European integration and economic policy were predicted to be the most important issues in the Dutch election. But many voters remained undecided until the last minute.
“The outcome is surprising, because the Dutch have swung from one party to the other during the campaign. It was still open only hours before the election, as many people were hesitating to make a decision”, tells political scientist at the University of Amsterdam, Philip van Praag.
Still believe in Rutte
In the end, the scale tipped in favour of current Prime Minister Mark Rutte and his liberal party (VVD) with 26,5 per cent of the votes, followed by the labour party (PvdA) with 24,7 per cent
“We still have faith in Rutte” said Tony De Zwart from Diemen, a small town just outside Amsterdam.
With a little help from his daughter Anna, he put the 1000th vote in the ballot at the polling station in Diemen town hall Wednesday evening.
He was never in doubt that he would support the VVD for another period. Prime Minister Rutte was forced to hand in his resignation in April, but it seems the Dutch voters still trust him.
“We have to see it from a wider perspective. I think Rutte did a good job the last time, and the VVD can help the economic situation if they are enabled to conduct their policies”, De Zwart explained.
It seems the majority of the Dutch voters agreed with De Zwart.

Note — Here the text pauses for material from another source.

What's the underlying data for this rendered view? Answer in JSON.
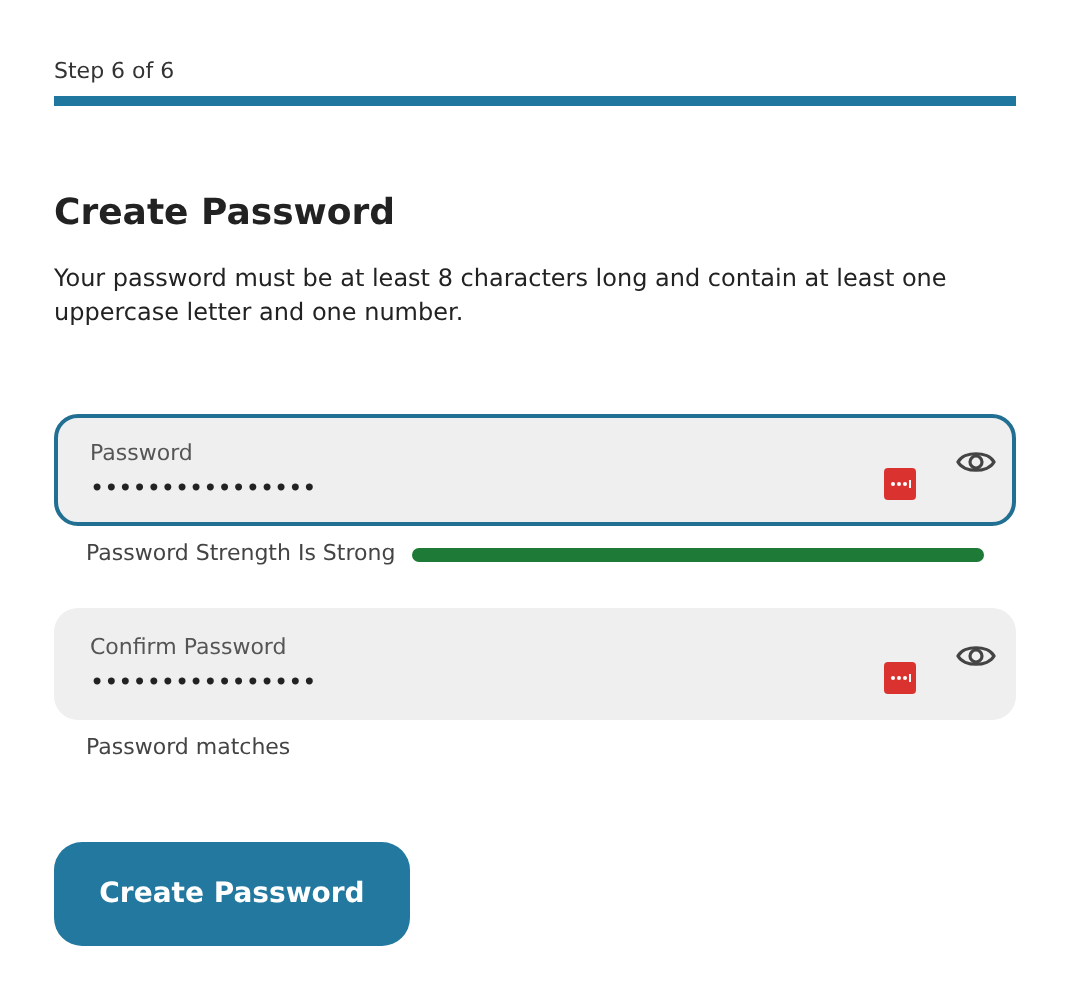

After a long period of political instability, with five elections in only ten years, the Dutch settled for the ‘middle road’ this time.
“This is an important change to the centre for Dutch politics”, says political scientist Philip van Praag.
He thinks the economic situation in the Netherlands and issues like health care and housing made the voters decide on the moderate parties.
Both left and right wing parties lost many seats in the Parliament. For example, Geert Wilders and his anti Muslim and anti EU Freedom Party (PVV) suffered a major defeat compared to their success two years ago.
But the close result also creates new challenges.
“The two biggest parties have no choice but to form a coalition”, thinks Van Praag.
Sharing the power between the VVD and the PvdA, and possibly a few smaller parties, makes it difficult to predict the future of Dutch politics:
“It is in their interest to form a lasting coalition. But the new government will probably be a rather unstable one, with a lot of internal tensions between the two larger parties”, says van Praag.